Law Enforcement’s National Threat Assessment Program Predicts If You Pose A Future Threat

By MassPrivateI

It has been nearly two years, since I reported on the dangers of creating a law enforcement run Mental Health Assessment (MHA) program. In Texas, police officers use MHA’s to “screen” every person they have arrested for mental illness.

But the TAPS Act, first introduced in January, would take law enforcement screenings to a whole new level. It would create a national threat assessment of children and adults.

In the course of six months the Threat Assessment, Prevention and Safety (TAPS) Act (H.R. 838) has seen support of the bill grow to nearly 80 Congress members.

National Threat Assessment Program announced during National Police Week

Politicians are master manipulators. What better way to garner public support for a national threat assessment program than to introduce it during National Police Week.

And who better to pick than Congresswoman Katie Hill who laid it on thick, as a KHTS article revealed.

“We do this first to honor the sacrifice of these men and women in blue, who put their life on the line every single day to protect us in the vital role that law enforcement plays in the safety and well-being of our communities and our districts,” said Babin in his opening statement. “And secondly to highlight a bipartisan solution — that we all are working on — to protect our communities and schools from the terrible acts of violence that we have seen, and are getting to be almost routine.”

Taken at face value, the TAPS Act sounds like a noble attempt to stop school shootings but not all is as it seems.

Crystal ball reading police to predict if you pose a future threat

Credit: Los Angeles Airport Peace Officers Association

The TAPS Act would encourage law enforcement to give everyone a personal threat assessment (kids and adults) and single out those that they deem as future threats. (Click here to see how our homes a given threat assessments.)

By bringing threat assessment experts together, and utilizing evidence-based behavioral threat assessment and management processes, we can bolster public safety by implementing strategies to identify and stop dangerous individuals before they can commit an act of violence. We have the expertise to combat the targeted violence plaguing our schools, places of worship, and public spaces, but we have yet to fully implement it to prevent attacks.

The TAPS Act has all the earmarks of a paranoid police state that sees everyone as a potential threat.

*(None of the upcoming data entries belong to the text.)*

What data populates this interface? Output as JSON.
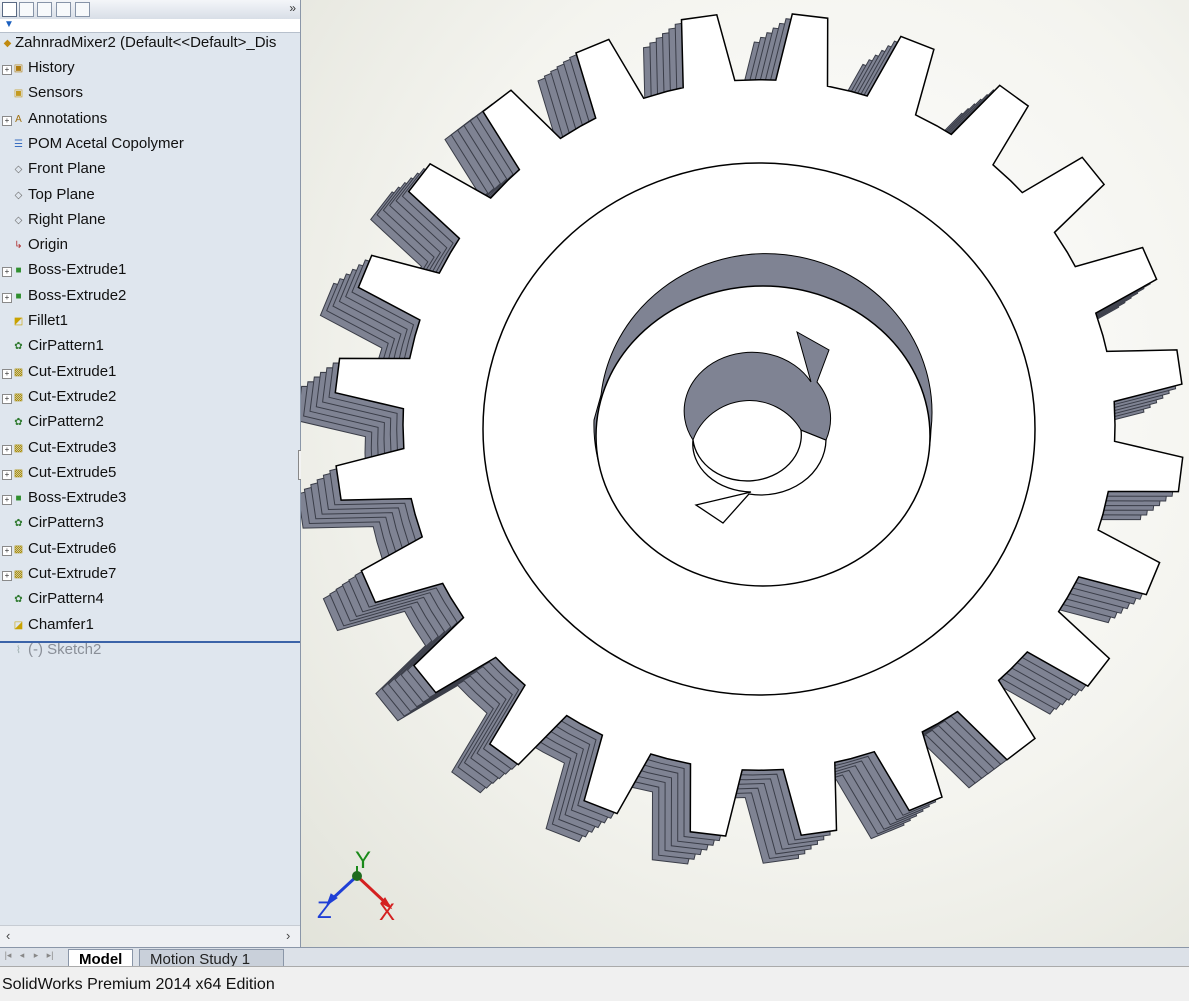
{
  "feature_manager": {
    "tabs": [
      "feature-manager-tab",
      "property-manager-tab",
      "configuration-manager-tab",
      "dimxpert-tab",
      "display-manager-tab"
    ],
    "expand_glyph": "»",
    "root": "ZahnradMixer2  (Default<<Default>_Dis",
    "items": [
      {
        "label": "History",
        "icon": "history-icon",
        "expand": true
      },
      {
        "label": "Sensors",
        "icon": "sensors-icon",
        "expand": false
      },
      {
        "label": "Annotations",
        "icon": "annotations-icon",
        "expand": true
      },
      {
        "label": "POM Acetal Copolymer",
        "icon": "material-icon",
        "expand": false
      },
      {
        "label": "Front Plane",
        "icon": "plane-icon",
        "expand": false
      },
      {
        "label": "Top Plane",
        "icon": "plane-icon",
        "expand": false
      },
      {
        "label": "Right Plane",
        "icon": "plane-icon",
        "expand": false
      },
      {
        "label": "Origin",
        "icon": "origin-icon",
        "expand": false
      },
      {
        "label": "Boss-Extrude1",
        "icon": "boss-extrude-icon",
        "expand": true
      },
      {
        "label": "Boss-Extrude2",
        "icon": "boss-extrude-icon",
        "expand": true
      },
      {
        "label": "Fillet1",
        "icon": "fillet-icon",
        "expand": false
      },
      {
        "label": "CirPattern1",
        "icon": "circular-pattern-icon",
        "expand": false
      },
      {
        "label": "Cut-Extrude1",
        "icon": "cut-extrude-icon",
        "expand": true
      },
      {
        "label": "Cut-Extrude2",
        "icon": "cut-extrude-icon",
        "expand": true
      },
      {
        "label": "CirPattern2",
        "icon": "circular-pattern-icon",
        "expand": false
      },
      {
        "label": "Cut-Extrude3",
        "icon": "cut-extrude-icon",
        "expand": true
      },
      {
        "label": "Cut-Extrude5",
        "icon": "cut-extrude-icon",
        "expand": true
      },
      {
        "label": "Boss-Extrude3",
        "icon": "boss-extrude-icon",
        "expand": true
      },
      {
        "label": "CirPattern3",
        "icon": "circular-pattern-icon",
        "expand": false
      },
      {
        "label": "Cut-Extrude6",
        "icon": "cut-extrude-icon",
        "expand": true
      },
      {
        "label": "Cut-Extrude7",
        "icon": "cut-extrude-icon",
        "expand": true
      },
      {
        "label": "CirPattern4",
        "icon": "circular-pattern-icon",
        "expand": false
      },
      {
        "label": "Chamfer1",
        "icon": "chamfer-icon",
        "expand": false
      }
    ],
    "rolled_back": {
      "label": "(-) Sketch2",
      "icon": "sketch-icon"
    }
  },
  "viewport": {
    "model": "gear",
    "gear_teeth": 24,
    "triad": {
      "x": "X",
      "y": "Y",
      "z": "Z"
    },
    "colors": {
      "face": "#ffffff",
      "side": "#7f8393",
      "edge": "#000000",
      "x": "#d42020",
      "y": "#1a8a1a",
      "z": "#1f3fd6"
    }
  },
  "bottom_tabs": {
    "model": "Model",
    "motion": "Motion Study 1"
  },
  "status": {
    "text": "SolidWorks Premium 2014 x64 Edition"
  }
}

The TAPS Act will create a “Joint Behavioral Threat Assessment and Management Task Force to identify individuals that exhibit patterns of dangerous behavior that MAY precede an act of targeted violence.”

According to Senators Marco Rubio, Kyrsten Sinemea and Thom Tillis, the TAPS Act will create a national behavioral threat assessment and management process for everyone.

Requires the Task Force’s recommendations for the development of the National Strategy to:

  • Ensure consideration of the different needs and resources of communities across the country, and will not be construed as a national standard.
  • Include recommendations for the most effective leveraging of existing Federal, State, local, and Tribal infrastructure, workforce, and experience.
  • Include recommendations to increase collaboration between government agencies and private entities that focus on public safety responsibilities.
  • Include recommendations on training programs to disseminate to State and Local entities.
  • Include recommendations for a Behavioral Threat Assessment and Management School Violence Prevention Program to train and support a multi-disciplinary and multi-jurisdictional behavioral threat assessment and management process for educational entities.

Bills like this mean that America has joined paranoid governments like China and Switzerland who consider kids to be potential threats.

Last Wednesday the Swiss government proposed new laws aimed at preventing extremist violence and forcing people including children deemed a threat to be registered with authorities, with house arrest a last resort in some cases.

Didn’t we learn anything from incarcerating Japanese Americans and the war against Communism?

The never-ending war on terror and the National Threat Assessment program should not be used as an excuse to destroy our Bill of Rights.


Top photo Courtesy of Rep. Katie Hill’s Office.